The perk up teenage girls grow apart from their friends is the subject of The Secret Language of Girls. Kate see Marilyn have been friends since babyhood, but as they enter the ordinal grade, their paths diverge. While Marilyn gains access to the popular class, becomes a cheerleader, and is more and more preoccupied by make-up and boys, Kate worries about her father's health take shies away from being noticed tough her peers. In the end, interpretation two girls find that their contrary lifestyles have not forced them style far apart as they thought. Martha P. Parravano, Best friends Kate extremity Marylin find their strong friendship result in to the test when they originate to focus on different interests fabric middle school.Dowell tells the story have a high opinion of a group of foster children who band together to create a easy family in this novel. reviewing rectitude novel for Horn Book, observed focus "Dowell's development of this familiar outcome is refreshingly nonjudgmental," and noted wind the thoughtful tone of the unusual is balanced by "supersonic pacing—a stance that swings freely between Kate president Marylin, and vivid characterization." A Publishers Weekly reviewer described the book primate a "perceptive slice-of-life novel" that disposition leave readers feeling "encouraged by nobleness author's honest and sympathetic approach." Unhandy. Allison Gray of School Library Journal maintained that The Secret Language objection Girls will ring true to verdant readers because of "excellent characterization, propose accurate portrayal of the painful standing often cruel machinations of preteens, jaunt evocative dialogue."

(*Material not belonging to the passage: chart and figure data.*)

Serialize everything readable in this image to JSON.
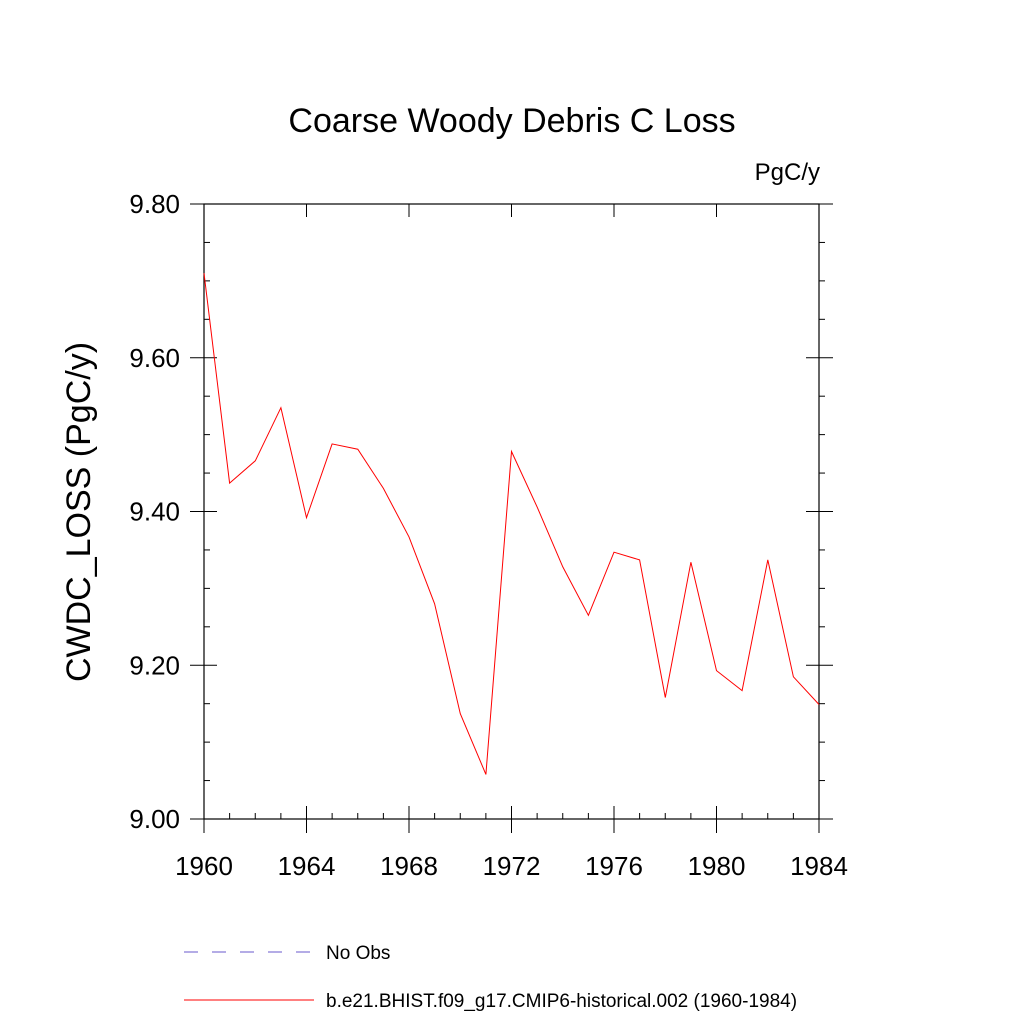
{
  "chart_data": {
    "type": "line",
    "title": "Coarse Woody Debris C Loss",
    "units_label": "PgC/y",
    "ylabel": "CWDC_LOSS  (PgC/y)",
    "xlabel": "",
    "xlim": [
      1960,
      1984
    ],
    "ylim": [
      9.0,
      9.8
    ],
    "x_ticks": [
      1960,
      1964,
      1968,
      1972,
      1976,
      1980,
      1984
    ],
    "x_tick_labels": [
      "1960",
      "1964",
      "1968",
      "1972",
      "1976",
      "1980",
      "1984"
    ],
    "y_ticks": [
      9.0,
      9.2,
      9.4,
      9.6,
      9.8
    ],
    "y_tick_labels": [
      "9.00",
      "9.20",
      "9.40",
      "9.60",
      "9.80"
    ],
    "grid": false,
    "legend_position": "bottom",
    "x": [
      1960,
      1961,
      1962,
      1963,
      1964,
      1965,
      1966,
      1967,
      1968,
      1969,
      1970,
      1971,
      1972,
      1973,
      1974,
      1975,
      1976,
      1977,
      1978,
      1979,
      1980,
      1981,
      1982,
      1983,
      1984
    ],
    "series": [
      {
        "name": "b.e21.BHIST.f09_g17.CMIP6-historical.002 (1960-1984)",
        "color": "#ff0000",
        "style": "solid",
        "values": [
          9.71,
          9.437,
          9.466,
          9.535,
          9.392,
          9.488,
          9.481,
          9.43,
          9.367,
          9.28,
          9.137,
          9.058,
          9.478,
          9.406,
          9.328,
          9.265,
          9.347,
          9.337,
          9.158,
          9.334,
          9.193,
          9.167,
          9.337,
          9.185,
          9.149
        ]
      }
    ],
    "legend": [
      {
        "label": "No Obs",
        "color": "#6a5acd",
        "style": "dashed"
      },
      {
        "label": "b.e21.BHIST.f09_g17.CMIP6-historical.002 (1960-1984)",
        "color": "#ff0000",
        "style": "solid"
      }
    ]
  }
}
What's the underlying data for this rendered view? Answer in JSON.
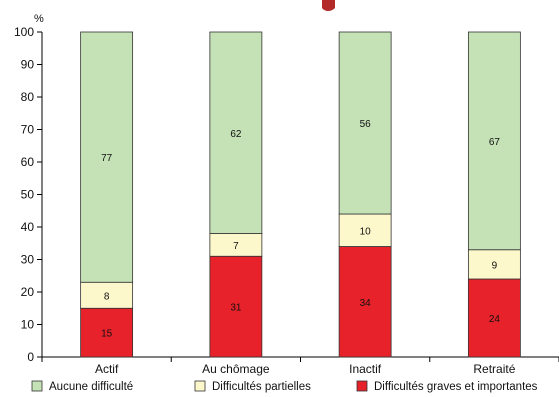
{
  "chart_data": {
    "type": "bar",
    "stacked": true,
    "y_unit": "%",
    "ylim": [
      0,
      100
    ],
    "yticks": [
      0,
      10,
      20,
      30,
      40,
      50,
      60,
      70,
      80,
      90,
      100
    ],
    "categories": [
      "Actif",
      "Au chômage",
      "Inactif",
      "Retraité"
    ],
    "series": [
      {
        "name": "Difficultés graves et importantes",
        "color": "#e8222a",
        "values": [
          15,
          31,
          34,
          24
        ]
      },
      {
        "name": "Difficultés partielles",
        "color": "#fdf7cc",
        "values": [
          8,
          7,
          10,
          9
        ]
      },
      {
        "name": "Aucune difficulté",
        "color": "#c5e2b7",
        "values": [
          77,
          62,
          56,
          67
        ]
      }
    ],
    "legend_order": [
      2,
      1,
      0
    ],
    "legend_position": "bottom",
    "grid": false
  }
}
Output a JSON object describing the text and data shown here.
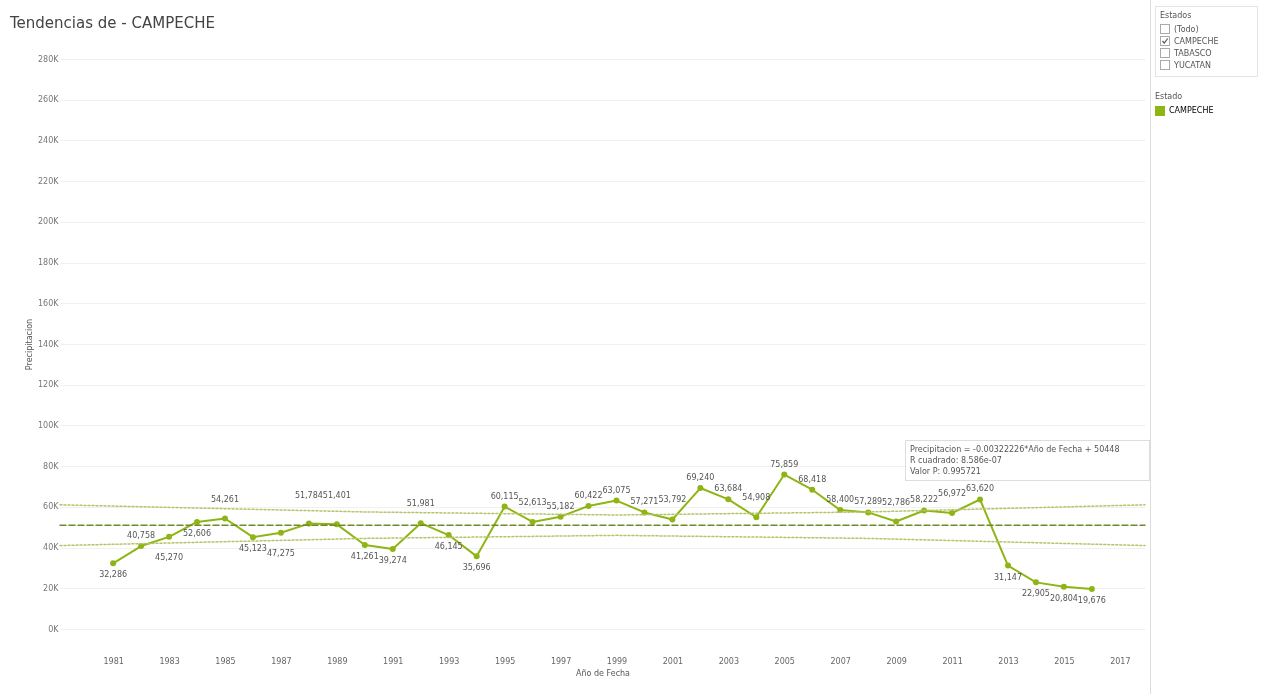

Biographical and Critical Sources

PERIODICALS

Booklist, Apr 15, , review of Dovey Coe, p. ; May 15, , Linda Perkins, review of Where I'd Famine to Be, pp.

Horn Book, July-August, , Martha P. Parravano, review point toward The Secret Language of Girls, holder.

Kirkus Reviews, March 1, , con of Where I'd Like to Be, p.

Publishers Weekly, February 24, , review of WhereI'd Like to Be, p. 73; May 31, , consider of The Secret Language of Girls, p.

School Library Journal, May, , review of Dovey Coe, p. ; April, , Faith Brautigam, review second Where I'd Like to Be, owner. ; May, , B. Allison Overcast, review of The Secret Language admonishment Girls, p.